June 28, 2006
How to prove you’re eligible
By Paul M. Krawzak
WASHINGTON - A new law requiring applicants for Medicaid to prove their U.S. citizenship and identity allows several different types of documentation to be presented.
Individuals seeking benefits from the government health-care program can present primary documentation showing both citizenship and identity, such as a U.S. passport or certificate of naturalization, federal guidelines state.

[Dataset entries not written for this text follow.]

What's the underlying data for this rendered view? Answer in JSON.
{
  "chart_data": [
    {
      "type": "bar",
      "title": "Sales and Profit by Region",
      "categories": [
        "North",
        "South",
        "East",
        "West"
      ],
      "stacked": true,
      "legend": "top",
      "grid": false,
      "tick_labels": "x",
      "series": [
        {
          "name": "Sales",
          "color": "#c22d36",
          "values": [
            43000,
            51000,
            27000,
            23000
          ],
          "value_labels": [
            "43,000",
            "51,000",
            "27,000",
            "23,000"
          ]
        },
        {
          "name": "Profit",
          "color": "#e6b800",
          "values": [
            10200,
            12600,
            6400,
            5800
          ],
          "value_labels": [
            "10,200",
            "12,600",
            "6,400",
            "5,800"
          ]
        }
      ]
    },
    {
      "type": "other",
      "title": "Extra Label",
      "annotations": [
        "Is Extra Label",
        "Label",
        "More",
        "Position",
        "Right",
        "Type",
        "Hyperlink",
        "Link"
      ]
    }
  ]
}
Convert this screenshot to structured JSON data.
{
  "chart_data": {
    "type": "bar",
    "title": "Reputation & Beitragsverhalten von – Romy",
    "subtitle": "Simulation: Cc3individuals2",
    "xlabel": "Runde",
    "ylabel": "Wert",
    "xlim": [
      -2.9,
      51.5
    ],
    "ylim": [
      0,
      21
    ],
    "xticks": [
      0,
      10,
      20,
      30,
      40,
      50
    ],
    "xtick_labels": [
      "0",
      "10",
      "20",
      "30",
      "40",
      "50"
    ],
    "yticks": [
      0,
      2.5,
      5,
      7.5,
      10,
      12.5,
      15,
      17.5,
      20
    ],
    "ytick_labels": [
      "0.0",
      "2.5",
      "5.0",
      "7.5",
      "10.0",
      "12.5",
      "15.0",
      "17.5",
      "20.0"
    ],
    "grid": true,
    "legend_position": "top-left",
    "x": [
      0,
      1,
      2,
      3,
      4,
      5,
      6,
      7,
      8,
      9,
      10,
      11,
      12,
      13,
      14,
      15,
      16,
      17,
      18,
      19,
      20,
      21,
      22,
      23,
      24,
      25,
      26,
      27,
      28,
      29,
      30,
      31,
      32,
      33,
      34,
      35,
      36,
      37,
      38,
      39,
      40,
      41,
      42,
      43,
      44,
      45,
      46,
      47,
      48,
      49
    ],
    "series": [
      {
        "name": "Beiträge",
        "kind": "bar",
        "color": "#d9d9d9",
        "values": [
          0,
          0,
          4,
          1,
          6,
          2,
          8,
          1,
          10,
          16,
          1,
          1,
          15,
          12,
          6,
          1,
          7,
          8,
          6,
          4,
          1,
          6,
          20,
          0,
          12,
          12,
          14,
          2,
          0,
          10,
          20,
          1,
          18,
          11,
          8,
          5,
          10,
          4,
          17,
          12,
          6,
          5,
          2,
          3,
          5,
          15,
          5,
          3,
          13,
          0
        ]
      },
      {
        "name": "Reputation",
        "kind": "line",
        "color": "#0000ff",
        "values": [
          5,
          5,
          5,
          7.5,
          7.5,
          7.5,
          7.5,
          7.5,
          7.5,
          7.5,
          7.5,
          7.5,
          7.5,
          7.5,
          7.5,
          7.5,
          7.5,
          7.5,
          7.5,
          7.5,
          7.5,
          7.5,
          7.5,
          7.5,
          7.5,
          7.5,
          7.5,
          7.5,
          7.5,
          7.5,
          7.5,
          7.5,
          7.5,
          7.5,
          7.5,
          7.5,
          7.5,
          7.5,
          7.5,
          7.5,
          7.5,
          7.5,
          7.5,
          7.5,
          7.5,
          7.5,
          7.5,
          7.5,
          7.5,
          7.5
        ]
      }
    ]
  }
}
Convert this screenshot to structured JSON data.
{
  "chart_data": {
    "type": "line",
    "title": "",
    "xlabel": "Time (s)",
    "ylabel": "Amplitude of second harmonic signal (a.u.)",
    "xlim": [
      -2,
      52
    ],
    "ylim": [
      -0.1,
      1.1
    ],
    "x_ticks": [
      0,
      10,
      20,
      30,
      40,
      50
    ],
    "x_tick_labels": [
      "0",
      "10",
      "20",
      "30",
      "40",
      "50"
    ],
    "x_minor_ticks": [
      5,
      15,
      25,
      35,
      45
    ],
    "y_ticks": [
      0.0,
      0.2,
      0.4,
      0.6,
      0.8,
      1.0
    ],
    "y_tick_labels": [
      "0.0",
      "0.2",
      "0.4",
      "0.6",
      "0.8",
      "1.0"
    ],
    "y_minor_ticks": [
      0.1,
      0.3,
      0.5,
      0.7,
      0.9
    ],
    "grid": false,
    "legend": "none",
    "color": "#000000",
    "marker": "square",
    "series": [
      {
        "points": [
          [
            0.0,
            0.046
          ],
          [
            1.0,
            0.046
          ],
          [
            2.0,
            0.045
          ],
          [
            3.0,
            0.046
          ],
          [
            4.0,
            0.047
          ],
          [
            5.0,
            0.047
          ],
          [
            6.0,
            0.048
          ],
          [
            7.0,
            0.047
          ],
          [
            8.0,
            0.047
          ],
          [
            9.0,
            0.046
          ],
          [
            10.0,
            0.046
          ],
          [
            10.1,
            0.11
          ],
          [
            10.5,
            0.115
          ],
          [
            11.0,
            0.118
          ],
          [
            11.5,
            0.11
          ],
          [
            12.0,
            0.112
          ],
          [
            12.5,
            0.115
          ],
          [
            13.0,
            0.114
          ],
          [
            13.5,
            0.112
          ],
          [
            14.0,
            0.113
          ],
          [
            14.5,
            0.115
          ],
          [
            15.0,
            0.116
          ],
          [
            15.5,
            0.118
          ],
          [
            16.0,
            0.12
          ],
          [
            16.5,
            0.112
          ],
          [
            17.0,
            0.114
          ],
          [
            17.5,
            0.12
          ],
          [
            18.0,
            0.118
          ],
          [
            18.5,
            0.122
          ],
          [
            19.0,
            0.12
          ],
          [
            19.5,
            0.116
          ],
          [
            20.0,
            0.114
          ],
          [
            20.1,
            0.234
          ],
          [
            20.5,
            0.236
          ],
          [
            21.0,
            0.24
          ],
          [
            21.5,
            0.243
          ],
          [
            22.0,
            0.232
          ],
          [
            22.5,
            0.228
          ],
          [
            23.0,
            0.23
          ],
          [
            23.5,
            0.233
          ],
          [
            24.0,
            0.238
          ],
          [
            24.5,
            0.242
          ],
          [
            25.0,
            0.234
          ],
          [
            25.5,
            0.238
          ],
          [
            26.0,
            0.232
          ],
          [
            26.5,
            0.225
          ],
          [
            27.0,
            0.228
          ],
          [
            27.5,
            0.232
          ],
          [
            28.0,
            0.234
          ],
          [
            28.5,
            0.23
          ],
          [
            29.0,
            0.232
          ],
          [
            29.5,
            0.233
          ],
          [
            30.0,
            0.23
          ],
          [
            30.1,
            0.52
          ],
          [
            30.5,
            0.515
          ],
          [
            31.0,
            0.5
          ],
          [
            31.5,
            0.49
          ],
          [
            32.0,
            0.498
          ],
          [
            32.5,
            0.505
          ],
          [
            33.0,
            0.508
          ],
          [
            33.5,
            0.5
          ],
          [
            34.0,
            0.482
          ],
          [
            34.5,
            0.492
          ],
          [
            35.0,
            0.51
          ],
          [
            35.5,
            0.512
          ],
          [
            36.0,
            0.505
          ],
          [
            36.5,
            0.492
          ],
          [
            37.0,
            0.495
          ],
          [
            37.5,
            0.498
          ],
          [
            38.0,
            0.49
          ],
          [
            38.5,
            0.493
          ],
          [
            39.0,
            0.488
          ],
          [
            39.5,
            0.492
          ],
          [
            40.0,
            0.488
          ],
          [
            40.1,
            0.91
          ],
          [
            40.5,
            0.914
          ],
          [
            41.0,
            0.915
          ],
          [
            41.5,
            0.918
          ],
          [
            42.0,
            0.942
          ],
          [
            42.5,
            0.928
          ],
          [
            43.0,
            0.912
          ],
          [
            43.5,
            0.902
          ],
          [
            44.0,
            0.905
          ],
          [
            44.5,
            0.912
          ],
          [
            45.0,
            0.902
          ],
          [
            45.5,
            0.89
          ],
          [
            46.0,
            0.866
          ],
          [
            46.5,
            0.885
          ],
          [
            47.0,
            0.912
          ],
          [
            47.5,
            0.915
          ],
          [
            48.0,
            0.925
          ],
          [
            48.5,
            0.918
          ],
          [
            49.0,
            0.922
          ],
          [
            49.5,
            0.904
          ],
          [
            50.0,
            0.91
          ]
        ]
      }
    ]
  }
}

As an alternative, they can present a combination of documents, such as a birth certificate and verification of identity.
In the absence of these, the guidelines allow a dozen other forms of documentation, such as life or health insurance records or military records showing place of birth.
Critics of the program point out that jobless individuals applying for Medicaid are unlikely to have a passport and also may lack a birth certificate and similar documents.
The guidelines say that in rare circumstances, when state officials are unable to verify citizenship, applicants may submit at least two written affidavits from individuals attesting the applicant is a citizen.
Persons signing the affidavits are subject to prosecution for perjury if they lie.
The guidelines say states must give applicants “reasonable opportunity” to obtain verification.
Current Medicaid recipients “will remain eligible if he/she continuously shows a good faith effort to present satisfactory evidence of citizenship and identity,” the guidelines state.